出典: フリー百科事典『ウィキペディア(Wikipedia)』

これはこのページの過去の版です。アルビレオ (会話 | 投稿記録) による 2012年3月31日 (土) 01:18個人設定で未設定ならUTC)時点の版 (用語修正)であり、現在の版とは大きく異なる場合があります。

デジタル化以前のアナログ式姿勢指示器(球形部分)。左端に速度誤差を示すFast-Slow Indicator、下端に拡大ローカライザ指示器、右端にグライドスロープ指示器を併置。中央の紅白のバーは電波高度計に連動して上下に動く。

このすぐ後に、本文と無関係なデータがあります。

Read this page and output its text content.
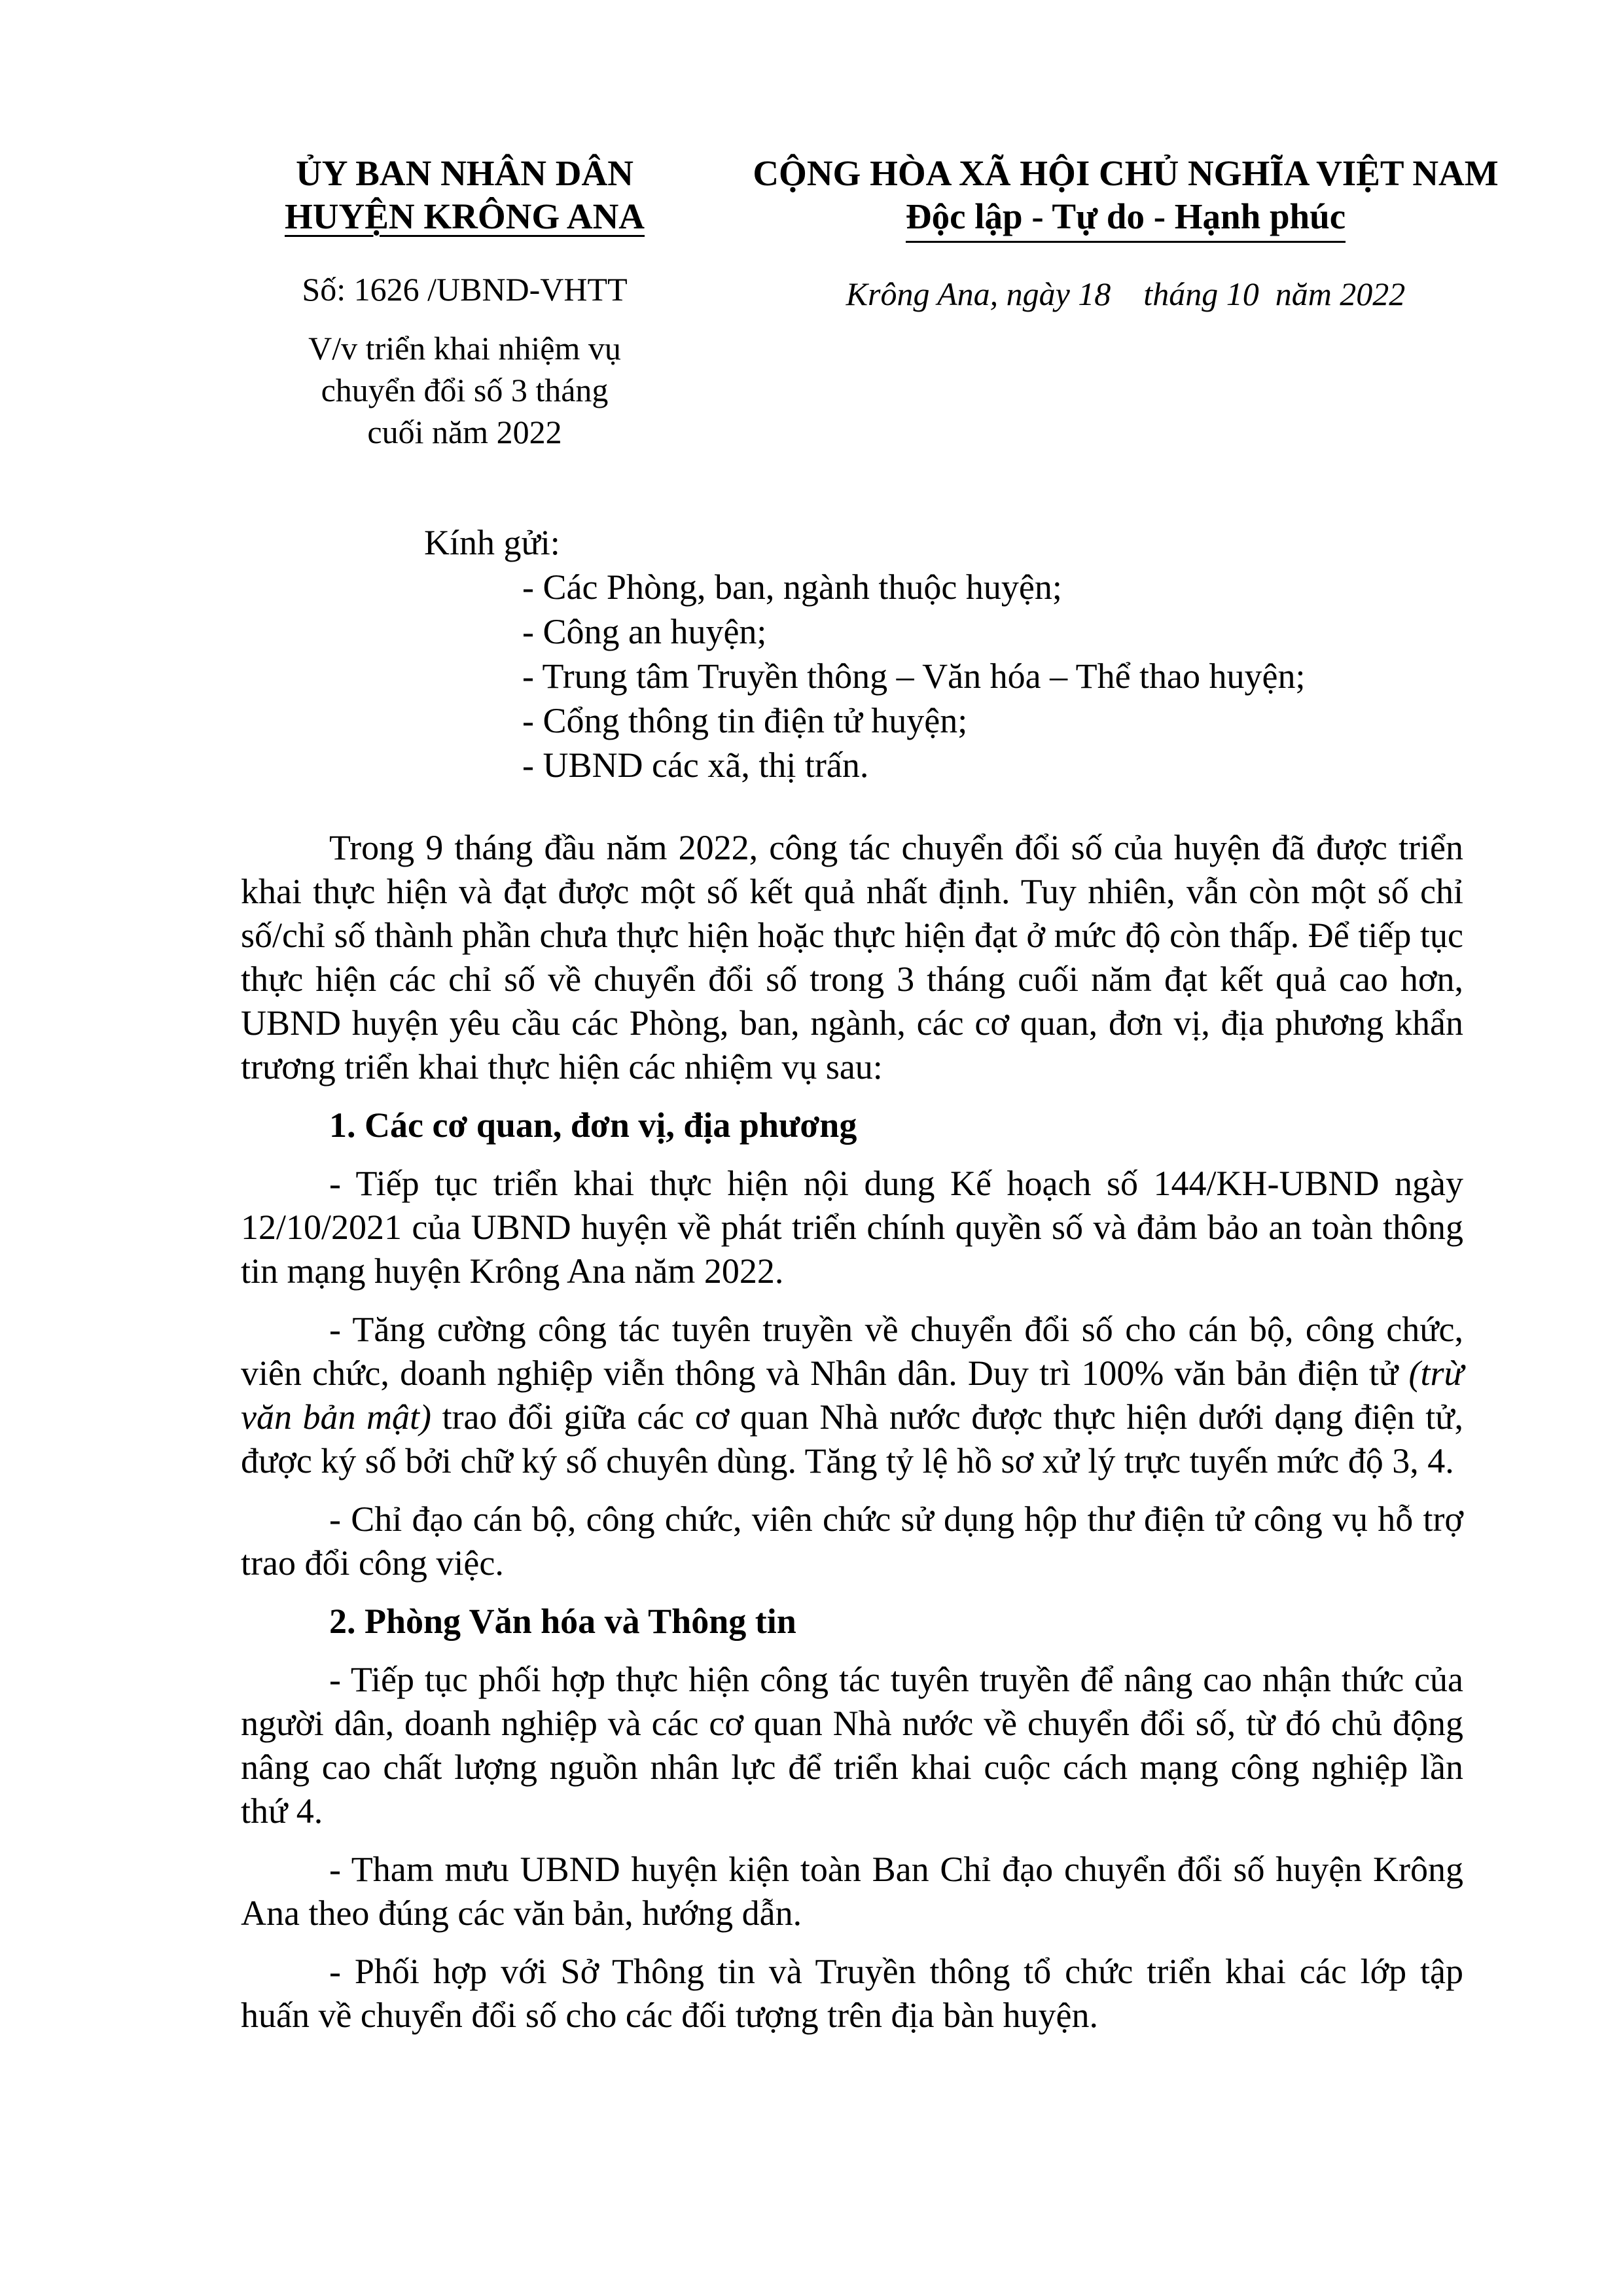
ỦY BAN NHÂN DÂN
HUYỆN KRÔNG ANA
Số: 1626 /UBND-VHTT
V/v triển khai nhiệm vụ
chuyển đổi số 3 tháng
cuối năm 2022
CỘNG HÒA XÃ HỘI CHỦ NGHĨA VIỆT NAM
Độc lập - Tự do - Hạnh phúc
Krông Ana, ngày 18    tháng 10  năm 2022
Kính gửi:
- Các Phòng, ban, ngành thuộc huyện;
- Công an huyện;
- Trung tâm Truyền thông – Văn hóa – Thể thao huyện;
- Cổng thông tin điện tử huyện;
- UBND các xã, thị trấn.

Trong 9 tháng đầu năm 2022, công tác chuyển đổi số của huyện đã được triển khai thực hiện và đạt được một số kết quả nhất định. Tuy nhiên, vẫn còn một số chỉ số/chỉ số thành phần chưa thực hiện hoặc thực hiện đạt ở mức độ còn thấp. Để tiếp tục thực hiện các chỉ số về chuyển đổi số trong 3 tháng cuối năm đạt kết quả cao hơn, UBND huyện yêu cầu các Phòng, ban, ngành, các cơ quan, đơn vị, địa phương khẩn trương triển khai thực hiện các nhiệm vụ sau:

1. Các cơ quan, đơn vị, địa phương

- Tiếp tục triển khai thực hiện nội dung Kế hoạch số 144/KH-UBND ngày 12/10/2021 của UBND huyện về phát triển chính quyền số và đảm bảo an toàn thông tin mạng huyện Krông Ana năm 2022.

- Tăng cường công tác tuyên truyền về chuyển đổi số cho cán bộ, công chức, viên chức, doanh nghiệp viễn thông và Nhân dân. Duy trì 100% văn bản điện tử (trừ văn bản mật) trao đổi giữa các cơ quan Nhà nước được thực hiện dưới dạng điện tử, được ký số bởi chữ ký số chuyên dùng. Tăng tỷ lệ hồ sơ xử lý trực tuyến mức độ 3, 4.

- Chỉ đạo cán bộ, công chức, viên chức sử dụng hộp thư điện tử công vụ hỗ trợ trao đổi công việc.

2. Phòng Văn hóa và Thông tin

- Tiếp tục phối hợp thực hiện công tác tuyên truyền để nâng cao nhận thức của người dân, doanh nghiệp và các cơ quan Nhà nước về chuyển đổi số, từ đó chủ động nâng cao chất lượng nguồn nhân lực để triển khai cuộc cách mạng công nghiệp lần thứ 4.

- Tham mưu UBND huyện kiện toàn Ban Chỉ đạo chuyển đổi số huyện Krông Ana theo đúng các văn bản, hướng dẫn.

- Phối hợp với Sở Thông tin và Truyền thông tổ chức triển khai các lớp tập huấn về chuyển đổi số cho các đối tượng trên địa bàn huyện.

姿勢指示器(英語:Attitude indicator)とは、航空機に取り付けられる航空計器である。人工水平儀とも呼ばれる。AI、あるいはADI(attitude director indicator)などと略される事もある。

概要

姿勢指示器の透視図

航空機の姿勢を水平線と比べて表示するようになっており、ピッチロール(翼と機軸が水平か上向きか下向きか)を角度によって見分けることができる。また、外が暗く地平線・水平線が見えない場合や、霧や雪が激しく地面が見分けられないときなど視界が悪いときにも役立っている。空を青色か水色、地面や水面を茶色か黒色に塗り分けた球を背景に持ち、手前に表示された自機のシンボルマークとの対比で自機の姿勢を視覚的に把握できる。自機のシンボルマークは計器盤面に固定され、背景の2色の球が回転することで自機の姿勢を表現している。また、角度を示す白色のラインも表示されている。

現代の大型旅客機では、PFDプライマリ・フライト・ディスプレイ)とよばれるディスプレイにデジタル表示されている。

またかつてのボーイング747クラシックのようなデジタル化以前の大型機では、INUやIRUと呼ばれる慣性航法装置内ユニットからの姿勢信号をアナログ計器上に反映させて表示している。

小型機では、旧式のジャイロスコープを使用した姿勢指示器が主として使用されている。

固定翼機では揚力を得るためには迎角が必要で、その度量を制御するためにピッチ調整が行われる。水平飛行中であっても当然に揚力(すなわち翼迎角)は必要であり、飛行状況によって程度は異なるが水平飛行中でも概ね機首上げ姿勢を取る。そのため水平飛行中の姿勢指示器は必ずしもピッチ水平を示さず、水平飛行の指標には用いられない。水平飛行の指標には別計器である昇降率計を用いる。

予備の姿勢指示器

現在は、航空機のコックピットグラスコックピット化されていて、多くの姿勢指示器がデジタル化されている。しかし、デジタル化された計器に電源が切れるなどの緊急事態が発生した際のために、予備計器として旧式のジャイロスコープの姿勢指示器も設けられていることが多い。高度計速度計も同様に、予備計器として旧式のものが取り付けられていることが多い。しかし、ボーイング777以降の世代の航空機では予備計器も、非常用電源を使用するデジタル計器を別途設置するようになってきている。

小型機では、エアージャイロ式ならば電源がなくても稼動可能、電気ジャイロ式でも非常用電源でそのまま動くようになっているため、予備の姿勢指示器を別途備えているものはあまりない。